Amatera was discovered by security auditing firm Proofpoint in June and is available on a subscription basis starting at $199 per month to $1,499 per year.
“Amatera provides threat actors with extensive data exfiltration capabilities targeting crypto wallets, browsers, messaging applications, FTP clients, and email services. It employs advanced evasion strategies like WoW64 SysCalls and evades user-mode hooking mechanisms used by sandboxes, antivirus solutions, and EDR products,” eSentire said.
The malware is written in C++ and can: harvest Saved passwords, card details, browsing history, and files from browsers such as Chrome, Brave, Edge, Opera, Firefox, and specialized platforms such as the Tor browser and Thunderbird.
Multi-stage Windows PowerShell loader that hides malware
According to eSentire threat analysis, the Amatera infection process is built on multiple layers of obfuscated PowerShell commands.
TRU researchers observed one phase in which the subsequent payload was decrypted using an XOR process on the string “AMSI_RESULT_NOT_DETECTED,” a term associated with Microsoft’s anti-malware scanning interface. The loader’s developers may have intentionally chosen this phrase to confuse researchers doing dynamic analysis.
Although Amatera is the most common payload delivered in these campaigns, eSentire has also documented instances where the same loader has been used to deploy other information stealers such as Lumma and Vidar. Some of the samples were missing the configuration parameters required to run the multi-stage loader, and the hackers chose to deploy NetSupport Manager directly instead.
eSentire and other security companies have documented email campaigns distributing Visual Basic script files disguised as invoices. Opening the file ran a batch script that started a PowerShell loader that delivered the XWorm.

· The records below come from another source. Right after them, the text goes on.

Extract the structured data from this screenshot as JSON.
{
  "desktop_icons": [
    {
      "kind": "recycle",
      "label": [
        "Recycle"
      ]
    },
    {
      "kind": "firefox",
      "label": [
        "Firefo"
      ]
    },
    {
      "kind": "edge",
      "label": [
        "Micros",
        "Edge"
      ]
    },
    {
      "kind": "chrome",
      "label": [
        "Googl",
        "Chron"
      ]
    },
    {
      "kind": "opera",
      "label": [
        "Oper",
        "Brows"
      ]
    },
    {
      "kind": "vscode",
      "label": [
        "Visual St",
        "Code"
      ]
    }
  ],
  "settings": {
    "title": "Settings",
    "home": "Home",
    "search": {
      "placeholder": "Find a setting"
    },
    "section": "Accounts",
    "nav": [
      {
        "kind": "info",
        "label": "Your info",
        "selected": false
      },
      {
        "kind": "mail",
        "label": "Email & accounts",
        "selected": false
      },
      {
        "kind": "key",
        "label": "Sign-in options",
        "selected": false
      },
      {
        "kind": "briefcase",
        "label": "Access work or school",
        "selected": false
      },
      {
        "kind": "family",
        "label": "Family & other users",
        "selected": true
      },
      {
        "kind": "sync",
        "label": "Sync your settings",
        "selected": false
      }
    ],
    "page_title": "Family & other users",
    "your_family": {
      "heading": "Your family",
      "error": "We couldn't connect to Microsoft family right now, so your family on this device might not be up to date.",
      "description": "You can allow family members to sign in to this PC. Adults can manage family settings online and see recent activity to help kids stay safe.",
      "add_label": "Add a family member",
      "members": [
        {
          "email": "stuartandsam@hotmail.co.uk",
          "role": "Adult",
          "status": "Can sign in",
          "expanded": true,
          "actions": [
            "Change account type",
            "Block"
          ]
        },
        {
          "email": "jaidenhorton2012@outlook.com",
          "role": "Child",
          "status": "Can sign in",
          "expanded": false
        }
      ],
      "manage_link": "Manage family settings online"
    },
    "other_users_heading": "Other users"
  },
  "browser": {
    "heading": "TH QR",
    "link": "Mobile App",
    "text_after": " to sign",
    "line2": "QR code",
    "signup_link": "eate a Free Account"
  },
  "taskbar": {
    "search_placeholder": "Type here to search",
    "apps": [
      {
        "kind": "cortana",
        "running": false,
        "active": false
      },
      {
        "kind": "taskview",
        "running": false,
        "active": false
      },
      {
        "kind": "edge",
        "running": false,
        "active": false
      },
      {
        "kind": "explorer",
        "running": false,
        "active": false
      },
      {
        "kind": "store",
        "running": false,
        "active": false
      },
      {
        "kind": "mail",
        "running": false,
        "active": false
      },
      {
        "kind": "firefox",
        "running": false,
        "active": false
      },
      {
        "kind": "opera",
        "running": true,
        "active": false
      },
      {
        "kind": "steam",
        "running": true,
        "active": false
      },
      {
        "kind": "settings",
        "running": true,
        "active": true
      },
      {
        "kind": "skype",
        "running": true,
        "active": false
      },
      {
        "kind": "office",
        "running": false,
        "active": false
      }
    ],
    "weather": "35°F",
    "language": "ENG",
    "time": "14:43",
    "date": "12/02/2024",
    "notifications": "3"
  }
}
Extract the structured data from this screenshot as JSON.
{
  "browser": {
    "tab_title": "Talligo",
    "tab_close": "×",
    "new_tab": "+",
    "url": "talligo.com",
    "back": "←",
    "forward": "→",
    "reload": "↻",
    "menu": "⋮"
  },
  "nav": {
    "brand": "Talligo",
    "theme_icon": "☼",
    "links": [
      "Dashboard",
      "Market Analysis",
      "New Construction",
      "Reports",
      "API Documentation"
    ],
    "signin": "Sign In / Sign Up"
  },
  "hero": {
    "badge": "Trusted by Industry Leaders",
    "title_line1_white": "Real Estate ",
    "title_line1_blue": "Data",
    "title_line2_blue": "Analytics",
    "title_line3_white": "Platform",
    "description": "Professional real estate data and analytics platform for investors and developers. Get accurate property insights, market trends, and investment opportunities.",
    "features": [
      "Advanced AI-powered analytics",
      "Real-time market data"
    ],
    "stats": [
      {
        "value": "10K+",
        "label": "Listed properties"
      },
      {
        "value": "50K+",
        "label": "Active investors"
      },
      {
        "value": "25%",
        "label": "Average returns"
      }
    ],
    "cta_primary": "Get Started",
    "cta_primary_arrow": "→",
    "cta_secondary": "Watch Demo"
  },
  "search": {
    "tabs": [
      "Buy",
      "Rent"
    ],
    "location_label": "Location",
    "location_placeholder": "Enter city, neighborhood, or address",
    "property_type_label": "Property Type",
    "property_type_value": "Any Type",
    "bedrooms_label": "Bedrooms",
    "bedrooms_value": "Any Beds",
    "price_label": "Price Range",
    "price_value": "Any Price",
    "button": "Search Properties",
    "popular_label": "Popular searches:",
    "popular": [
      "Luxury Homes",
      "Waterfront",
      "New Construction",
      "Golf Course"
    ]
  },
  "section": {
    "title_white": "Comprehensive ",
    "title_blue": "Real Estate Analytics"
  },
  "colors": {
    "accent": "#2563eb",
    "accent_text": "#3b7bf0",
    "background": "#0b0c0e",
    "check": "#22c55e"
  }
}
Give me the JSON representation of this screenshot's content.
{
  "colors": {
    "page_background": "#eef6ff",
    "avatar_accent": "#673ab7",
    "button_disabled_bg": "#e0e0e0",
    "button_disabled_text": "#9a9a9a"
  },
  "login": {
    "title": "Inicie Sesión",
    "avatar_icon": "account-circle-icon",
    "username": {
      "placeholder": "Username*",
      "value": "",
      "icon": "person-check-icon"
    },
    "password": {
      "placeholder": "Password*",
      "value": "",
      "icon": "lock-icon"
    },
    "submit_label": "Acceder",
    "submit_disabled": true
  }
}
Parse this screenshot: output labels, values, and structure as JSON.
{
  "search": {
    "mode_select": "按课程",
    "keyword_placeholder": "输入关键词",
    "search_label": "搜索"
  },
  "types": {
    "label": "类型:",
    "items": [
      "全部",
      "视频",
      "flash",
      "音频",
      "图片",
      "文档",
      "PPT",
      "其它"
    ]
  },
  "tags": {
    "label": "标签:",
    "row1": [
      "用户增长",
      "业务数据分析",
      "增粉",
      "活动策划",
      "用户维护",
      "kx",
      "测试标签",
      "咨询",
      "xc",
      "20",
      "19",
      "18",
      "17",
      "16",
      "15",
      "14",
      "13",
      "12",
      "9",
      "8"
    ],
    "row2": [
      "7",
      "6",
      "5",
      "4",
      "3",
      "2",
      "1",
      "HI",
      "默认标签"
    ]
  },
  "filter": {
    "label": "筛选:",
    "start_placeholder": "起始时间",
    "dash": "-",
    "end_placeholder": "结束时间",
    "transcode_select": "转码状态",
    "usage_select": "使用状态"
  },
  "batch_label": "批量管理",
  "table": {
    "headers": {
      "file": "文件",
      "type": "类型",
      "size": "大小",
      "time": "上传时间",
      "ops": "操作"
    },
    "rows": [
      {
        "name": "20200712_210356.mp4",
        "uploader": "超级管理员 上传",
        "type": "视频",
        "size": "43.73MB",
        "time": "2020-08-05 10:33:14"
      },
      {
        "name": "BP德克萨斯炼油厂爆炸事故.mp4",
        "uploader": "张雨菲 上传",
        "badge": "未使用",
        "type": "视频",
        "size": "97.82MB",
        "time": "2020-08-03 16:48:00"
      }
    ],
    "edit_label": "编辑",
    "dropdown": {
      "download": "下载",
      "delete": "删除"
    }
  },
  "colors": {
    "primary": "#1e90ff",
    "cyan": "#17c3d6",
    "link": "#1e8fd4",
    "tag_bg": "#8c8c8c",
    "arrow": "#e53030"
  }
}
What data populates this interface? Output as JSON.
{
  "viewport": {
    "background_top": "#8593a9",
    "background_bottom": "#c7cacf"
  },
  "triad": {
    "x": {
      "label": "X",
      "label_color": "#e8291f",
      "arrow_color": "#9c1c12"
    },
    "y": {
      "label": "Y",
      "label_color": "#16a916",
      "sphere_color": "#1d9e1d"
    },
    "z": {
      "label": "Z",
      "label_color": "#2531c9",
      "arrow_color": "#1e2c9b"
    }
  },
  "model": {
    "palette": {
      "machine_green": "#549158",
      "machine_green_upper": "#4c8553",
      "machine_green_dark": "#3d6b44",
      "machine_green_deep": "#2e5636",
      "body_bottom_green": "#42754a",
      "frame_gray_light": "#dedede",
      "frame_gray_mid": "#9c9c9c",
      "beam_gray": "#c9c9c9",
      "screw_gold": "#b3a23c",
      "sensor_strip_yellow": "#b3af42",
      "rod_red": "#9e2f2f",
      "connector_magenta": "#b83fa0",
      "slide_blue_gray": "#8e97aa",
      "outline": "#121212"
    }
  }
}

Other campaigns involved compromised websites redirecting visitors to fake Cloudflare verification pages that mimic ClickFix prompts. This activity is associated with operations known by names such as SmartApeSG, HANEYMANEY, and ZPHP, all of which come with NetSupport RAT as the final payload.
Hackers built a fraudulent Booking.com website that hosted a fake CAPTCHA check, instructed users to open a Windows Run dialog to run a command, and installed a credential-stealing script directly onto infected systems.
Some of the phishing campaigns associated with these malware deliveries use a new phishing kit known as Cephas. According to cybersecurity solutions company Barracuda, Cephas uses advanced obfuscation techniques that insert invisible characters into the phishing page’s source code that are difficult to detect by automated scanners.
“This kit obfuscates the code by creating random invisible characters within the source code, evading anti-phishing scanners and preventing signature-based YARA rules from matching accurate phishing techniques,” Barracuda said. I wrote In last week’s analysis.